"I'm going to throw up the next time down the field."
It had been a long time since I had played a full-speed game of ultimate frisbee. It's been a long time since I've played a full-speed game of anything. My workouts now include riding my bike, yoga, or maybe a jog, but those aren't the same as playing an actual sport. My cousin Charlie, my roommate John Adam "J. Barrelroll," and I went to the park by our apartment to throw a frisbee around. We do this quite a bit. When the weather is as nice as it was in Dallas last weekend, you have to take advantage of it.
We threw a few times, mostly laughing at how difficult the windy day made any throw, and were talking about walking back when a guy approached us and wanted to know if we wanted in on a game of ultimate. He and his buddies play every week. They were wearing athletic clothes and cleats, we were wearing chaco sandals and khaki shorts. We agreed to play with these guys, knowing we would be the worst players on the field.
Within seconds I was winded. Around the third or fourth time down the field I knew I was going to have to play a "YMCA ball"-style game here: picking the moments to run full speed and then basically walking around the rest of the time, like old men playing hoops at a YMCA.
Ascesis is a word used often in Christian history. It's a word that means self-denial, self-restraint, or the ability to deny your desires in order to better control your impulses. It comes from the Greek word for exercise. Spiritual disciplines are like physical exercise. You have to learn to control yourself so you are prepared for both the weight of trials and the joy of God's calling for your life. The ascetic is one who has exercised himself to the point he can handle what God has for him, and can resist what the world throws his way. In the same way I need to trim some physical fat from my midsection, I also need to trim spiritual fat. An early church father Evagrius of Pontus once wrote, "Spiritual fat is the obtuseness with which evil cloaks the intelligence."
Ascesis isn't devotion to a set of rules. Instead, proper spiritual exercise sets us free to live and act as the Spirit guides us. Our spirit becomes lithe and we move through the world with supernatural fluidity. When you feel it, you know. Another early mystic, Benedict of Nursia once wrote, "For as you advance gradually in a holy life and in faith, your heart is enlarged and you run the way of God's commandments in an ineffable sweetness of love."
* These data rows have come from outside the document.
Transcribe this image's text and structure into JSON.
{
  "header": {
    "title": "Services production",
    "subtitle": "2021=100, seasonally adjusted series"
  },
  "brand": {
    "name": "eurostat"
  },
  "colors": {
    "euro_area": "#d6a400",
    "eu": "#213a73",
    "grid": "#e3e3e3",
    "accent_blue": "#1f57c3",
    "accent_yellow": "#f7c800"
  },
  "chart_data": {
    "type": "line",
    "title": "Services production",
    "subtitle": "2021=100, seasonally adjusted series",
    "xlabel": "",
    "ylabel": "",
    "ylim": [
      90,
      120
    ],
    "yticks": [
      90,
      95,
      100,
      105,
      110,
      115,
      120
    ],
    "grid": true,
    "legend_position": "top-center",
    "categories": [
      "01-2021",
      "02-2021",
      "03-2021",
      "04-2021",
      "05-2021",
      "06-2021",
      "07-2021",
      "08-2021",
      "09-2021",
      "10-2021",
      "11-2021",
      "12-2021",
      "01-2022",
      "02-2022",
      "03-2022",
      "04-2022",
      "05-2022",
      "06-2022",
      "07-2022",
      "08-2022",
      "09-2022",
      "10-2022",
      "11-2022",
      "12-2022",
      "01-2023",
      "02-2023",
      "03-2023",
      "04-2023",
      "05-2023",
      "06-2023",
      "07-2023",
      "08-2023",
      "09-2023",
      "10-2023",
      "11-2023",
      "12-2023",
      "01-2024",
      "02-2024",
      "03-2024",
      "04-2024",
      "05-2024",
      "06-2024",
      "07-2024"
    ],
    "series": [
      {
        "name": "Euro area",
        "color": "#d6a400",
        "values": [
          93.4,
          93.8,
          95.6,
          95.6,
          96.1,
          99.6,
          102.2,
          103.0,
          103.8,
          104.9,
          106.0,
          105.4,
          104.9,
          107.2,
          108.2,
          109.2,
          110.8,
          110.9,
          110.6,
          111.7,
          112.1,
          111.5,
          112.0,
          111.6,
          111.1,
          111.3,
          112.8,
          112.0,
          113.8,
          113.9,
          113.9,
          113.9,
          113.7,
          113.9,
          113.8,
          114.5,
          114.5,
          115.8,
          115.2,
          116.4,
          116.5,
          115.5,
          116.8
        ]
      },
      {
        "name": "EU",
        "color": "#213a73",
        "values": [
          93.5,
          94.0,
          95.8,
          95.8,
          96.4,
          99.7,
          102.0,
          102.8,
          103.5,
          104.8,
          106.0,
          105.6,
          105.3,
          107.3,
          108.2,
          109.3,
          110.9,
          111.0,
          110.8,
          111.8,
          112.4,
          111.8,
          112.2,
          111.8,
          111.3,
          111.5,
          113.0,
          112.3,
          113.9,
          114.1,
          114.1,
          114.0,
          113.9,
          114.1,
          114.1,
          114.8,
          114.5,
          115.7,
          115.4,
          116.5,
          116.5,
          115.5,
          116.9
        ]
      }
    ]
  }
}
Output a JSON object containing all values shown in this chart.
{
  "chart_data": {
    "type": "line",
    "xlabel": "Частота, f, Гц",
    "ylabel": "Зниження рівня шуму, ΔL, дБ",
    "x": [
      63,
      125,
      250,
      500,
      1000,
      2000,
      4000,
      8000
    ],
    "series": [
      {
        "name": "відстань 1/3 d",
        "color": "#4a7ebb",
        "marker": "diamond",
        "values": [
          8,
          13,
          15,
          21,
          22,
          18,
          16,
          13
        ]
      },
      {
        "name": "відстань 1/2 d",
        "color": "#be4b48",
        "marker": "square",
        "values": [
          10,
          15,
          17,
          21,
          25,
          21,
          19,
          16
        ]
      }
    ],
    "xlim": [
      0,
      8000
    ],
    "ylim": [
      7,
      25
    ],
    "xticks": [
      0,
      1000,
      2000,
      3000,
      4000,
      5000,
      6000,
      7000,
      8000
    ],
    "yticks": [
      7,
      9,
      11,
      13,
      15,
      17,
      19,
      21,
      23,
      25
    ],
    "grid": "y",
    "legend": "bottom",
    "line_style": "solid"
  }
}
The great basketball stars don't think about over-working themselves during games. They've gotten in good enough shape fatigue doesn't even factor into their thinking. Instead, the greats are able to play the game with complete freedom and control of their abilities. Lebron James seems to move at a different speed than everyone around him, making snap decisions and expressing himself through a nearly poetic playing-style. In the same way, spiritual exercise like the observance of Lent or fasts will trim spiritual fat and allow us to move freely through God's love.